Handsome raiment though you wear,

I’m not for you, I do declare.

(The original Kachári verse is singularly emphatic.)

Or

“You come to me in bright array:

I’m not for you; be off, I say.

This dandy swain my mate would be?

No ‘second-hand lover,’ girls, for me.”

The above couplets may perhaps be fairly looked upon as typical illustrations of the Kachári temperament and character, and it may be inferred from them that human nature among this interesting race does not greatly differ from human nature in other and more civilised countries of the world.

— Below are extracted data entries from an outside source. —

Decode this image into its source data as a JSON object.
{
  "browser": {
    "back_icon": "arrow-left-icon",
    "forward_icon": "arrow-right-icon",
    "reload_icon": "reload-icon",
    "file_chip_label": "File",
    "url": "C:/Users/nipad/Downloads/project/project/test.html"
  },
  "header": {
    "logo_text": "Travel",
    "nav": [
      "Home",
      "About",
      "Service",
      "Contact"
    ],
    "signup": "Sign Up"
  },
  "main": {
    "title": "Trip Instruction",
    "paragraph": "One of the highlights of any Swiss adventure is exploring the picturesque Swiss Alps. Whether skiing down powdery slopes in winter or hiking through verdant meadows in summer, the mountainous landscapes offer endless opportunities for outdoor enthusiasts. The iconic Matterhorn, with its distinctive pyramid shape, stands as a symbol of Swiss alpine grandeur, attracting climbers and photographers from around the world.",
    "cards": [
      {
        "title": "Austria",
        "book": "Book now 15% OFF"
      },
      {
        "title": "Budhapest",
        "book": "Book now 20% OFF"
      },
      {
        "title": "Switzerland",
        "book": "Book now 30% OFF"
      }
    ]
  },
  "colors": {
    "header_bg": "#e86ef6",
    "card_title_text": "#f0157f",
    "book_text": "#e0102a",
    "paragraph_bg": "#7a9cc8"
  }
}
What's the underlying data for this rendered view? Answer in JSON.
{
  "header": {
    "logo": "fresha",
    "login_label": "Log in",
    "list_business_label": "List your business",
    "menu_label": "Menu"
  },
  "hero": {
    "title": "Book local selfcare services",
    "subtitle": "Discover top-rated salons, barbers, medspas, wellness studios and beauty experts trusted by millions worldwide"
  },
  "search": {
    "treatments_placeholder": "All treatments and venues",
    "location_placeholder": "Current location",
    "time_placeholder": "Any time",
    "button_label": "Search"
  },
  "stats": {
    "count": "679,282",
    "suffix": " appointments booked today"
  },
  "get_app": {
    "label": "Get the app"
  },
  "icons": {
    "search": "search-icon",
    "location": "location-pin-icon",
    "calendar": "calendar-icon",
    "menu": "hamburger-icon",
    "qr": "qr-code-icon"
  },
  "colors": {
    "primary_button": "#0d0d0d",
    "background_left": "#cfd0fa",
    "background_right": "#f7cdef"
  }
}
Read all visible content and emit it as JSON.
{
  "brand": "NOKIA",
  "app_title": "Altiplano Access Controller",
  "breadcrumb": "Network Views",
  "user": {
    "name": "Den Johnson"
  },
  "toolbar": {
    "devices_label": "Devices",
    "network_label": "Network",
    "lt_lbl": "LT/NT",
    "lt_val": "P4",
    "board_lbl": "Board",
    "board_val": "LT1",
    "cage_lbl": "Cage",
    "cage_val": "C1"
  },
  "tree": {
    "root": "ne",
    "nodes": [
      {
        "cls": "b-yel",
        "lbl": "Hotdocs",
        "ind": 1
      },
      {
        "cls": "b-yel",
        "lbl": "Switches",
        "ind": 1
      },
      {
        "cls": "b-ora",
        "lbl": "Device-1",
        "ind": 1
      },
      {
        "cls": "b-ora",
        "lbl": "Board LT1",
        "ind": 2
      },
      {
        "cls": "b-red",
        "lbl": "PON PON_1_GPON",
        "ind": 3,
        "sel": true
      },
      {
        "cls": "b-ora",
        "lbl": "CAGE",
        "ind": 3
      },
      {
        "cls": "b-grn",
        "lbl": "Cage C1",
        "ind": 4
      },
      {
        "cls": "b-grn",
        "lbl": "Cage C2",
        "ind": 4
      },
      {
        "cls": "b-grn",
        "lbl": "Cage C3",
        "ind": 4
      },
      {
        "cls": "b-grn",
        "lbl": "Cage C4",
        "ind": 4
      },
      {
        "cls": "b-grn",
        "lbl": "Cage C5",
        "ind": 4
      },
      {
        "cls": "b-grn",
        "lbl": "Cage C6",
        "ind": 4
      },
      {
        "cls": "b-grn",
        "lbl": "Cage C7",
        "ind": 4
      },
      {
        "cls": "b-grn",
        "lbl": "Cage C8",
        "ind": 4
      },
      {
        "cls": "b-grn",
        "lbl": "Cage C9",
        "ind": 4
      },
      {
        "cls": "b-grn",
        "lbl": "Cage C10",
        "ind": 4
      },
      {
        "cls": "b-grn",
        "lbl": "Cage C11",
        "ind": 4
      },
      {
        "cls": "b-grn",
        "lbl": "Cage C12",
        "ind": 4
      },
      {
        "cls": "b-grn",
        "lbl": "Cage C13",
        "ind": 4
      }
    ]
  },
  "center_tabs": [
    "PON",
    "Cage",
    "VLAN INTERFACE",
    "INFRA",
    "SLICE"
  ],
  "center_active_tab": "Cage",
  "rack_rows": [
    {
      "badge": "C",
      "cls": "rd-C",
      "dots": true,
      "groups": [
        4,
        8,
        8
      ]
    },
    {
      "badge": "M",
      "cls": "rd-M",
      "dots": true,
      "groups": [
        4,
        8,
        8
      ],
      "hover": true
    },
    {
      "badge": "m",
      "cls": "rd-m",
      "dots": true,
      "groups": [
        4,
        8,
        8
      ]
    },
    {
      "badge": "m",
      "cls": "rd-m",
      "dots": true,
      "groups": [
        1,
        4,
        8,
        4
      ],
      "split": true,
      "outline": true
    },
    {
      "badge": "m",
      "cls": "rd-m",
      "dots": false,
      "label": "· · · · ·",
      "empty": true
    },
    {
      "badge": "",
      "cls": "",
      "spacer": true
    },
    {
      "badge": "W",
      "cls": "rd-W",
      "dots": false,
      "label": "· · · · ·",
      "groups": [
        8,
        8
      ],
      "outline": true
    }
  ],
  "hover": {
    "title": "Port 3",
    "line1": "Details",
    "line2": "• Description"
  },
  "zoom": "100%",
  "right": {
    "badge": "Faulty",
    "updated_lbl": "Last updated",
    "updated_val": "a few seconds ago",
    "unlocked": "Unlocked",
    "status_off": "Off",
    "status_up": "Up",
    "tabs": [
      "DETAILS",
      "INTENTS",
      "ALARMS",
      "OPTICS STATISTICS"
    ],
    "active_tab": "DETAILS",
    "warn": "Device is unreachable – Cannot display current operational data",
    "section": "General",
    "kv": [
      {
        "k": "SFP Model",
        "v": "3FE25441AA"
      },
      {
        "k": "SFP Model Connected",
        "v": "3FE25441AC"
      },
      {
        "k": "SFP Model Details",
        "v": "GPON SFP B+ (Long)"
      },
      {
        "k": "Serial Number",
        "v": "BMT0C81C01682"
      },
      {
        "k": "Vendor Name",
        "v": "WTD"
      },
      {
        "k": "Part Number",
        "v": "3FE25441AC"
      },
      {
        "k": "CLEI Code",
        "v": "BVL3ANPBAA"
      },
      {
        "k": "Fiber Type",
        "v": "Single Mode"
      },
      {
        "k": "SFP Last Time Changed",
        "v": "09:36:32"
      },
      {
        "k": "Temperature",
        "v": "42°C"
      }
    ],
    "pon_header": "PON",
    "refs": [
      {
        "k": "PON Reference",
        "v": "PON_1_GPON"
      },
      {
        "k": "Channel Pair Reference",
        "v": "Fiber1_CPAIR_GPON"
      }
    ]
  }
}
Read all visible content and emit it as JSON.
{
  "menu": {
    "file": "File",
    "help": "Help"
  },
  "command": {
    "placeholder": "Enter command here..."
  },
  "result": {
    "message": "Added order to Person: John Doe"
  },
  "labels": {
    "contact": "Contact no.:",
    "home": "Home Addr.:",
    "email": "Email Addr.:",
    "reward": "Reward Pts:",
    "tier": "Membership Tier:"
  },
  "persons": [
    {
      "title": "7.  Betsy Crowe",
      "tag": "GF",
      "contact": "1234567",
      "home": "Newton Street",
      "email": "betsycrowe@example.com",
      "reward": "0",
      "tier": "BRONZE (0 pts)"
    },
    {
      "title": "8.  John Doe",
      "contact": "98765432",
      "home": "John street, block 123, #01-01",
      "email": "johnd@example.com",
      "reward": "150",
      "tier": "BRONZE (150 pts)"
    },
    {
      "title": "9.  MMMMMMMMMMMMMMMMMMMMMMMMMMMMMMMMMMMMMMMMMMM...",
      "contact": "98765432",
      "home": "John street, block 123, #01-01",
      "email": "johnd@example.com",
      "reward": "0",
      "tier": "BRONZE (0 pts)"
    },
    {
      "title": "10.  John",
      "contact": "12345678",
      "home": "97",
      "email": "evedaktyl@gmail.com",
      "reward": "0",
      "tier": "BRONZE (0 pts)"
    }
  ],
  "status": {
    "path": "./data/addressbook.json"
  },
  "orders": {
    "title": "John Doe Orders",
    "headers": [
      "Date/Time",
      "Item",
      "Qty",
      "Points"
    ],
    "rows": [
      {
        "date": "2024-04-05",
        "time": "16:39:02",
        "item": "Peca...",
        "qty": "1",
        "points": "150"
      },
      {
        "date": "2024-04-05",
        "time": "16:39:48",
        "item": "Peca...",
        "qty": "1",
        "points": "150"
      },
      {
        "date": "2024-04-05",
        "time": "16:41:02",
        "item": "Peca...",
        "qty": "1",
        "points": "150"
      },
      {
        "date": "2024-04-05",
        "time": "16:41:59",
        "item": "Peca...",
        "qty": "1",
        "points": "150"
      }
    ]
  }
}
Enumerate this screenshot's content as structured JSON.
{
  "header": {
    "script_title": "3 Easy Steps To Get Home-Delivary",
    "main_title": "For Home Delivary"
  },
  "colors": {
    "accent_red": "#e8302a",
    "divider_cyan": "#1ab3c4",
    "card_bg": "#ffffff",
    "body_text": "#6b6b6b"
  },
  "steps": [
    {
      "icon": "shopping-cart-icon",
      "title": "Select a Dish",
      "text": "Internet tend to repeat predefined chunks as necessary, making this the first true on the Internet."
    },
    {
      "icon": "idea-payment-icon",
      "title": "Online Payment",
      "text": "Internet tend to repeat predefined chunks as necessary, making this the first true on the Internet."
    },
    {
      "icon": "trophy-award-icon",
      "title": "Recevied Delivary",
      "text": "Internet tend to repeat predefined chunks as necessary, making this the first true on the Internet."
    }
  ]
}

It may perhaps be added that whilst the Garos living in the plains observe both the January and the April Bihus, their brethren in the Hills ignore both, though they would seem to have certain special harvest festivals of their own. The people of the North Cachar Hills, on the other hand, seem to observe only one annual Bihu, of the nature of a harvest home, at any time between October and December. These Kachári festivals are almost always attended by an immoderate consumption of the national rice-beer, not to say by actual drunkenness in not a few cases. On the other hand, they have their good side in that they help to keep the people to some extent beyond the influence of the destructive vortex of Hinduism, in which their simple primitive virtues might otherwise be so readily engulfed, and the adoption of which in whole or in part is invariably accompanied by a grave and deep-seated deterioration in conduct and character.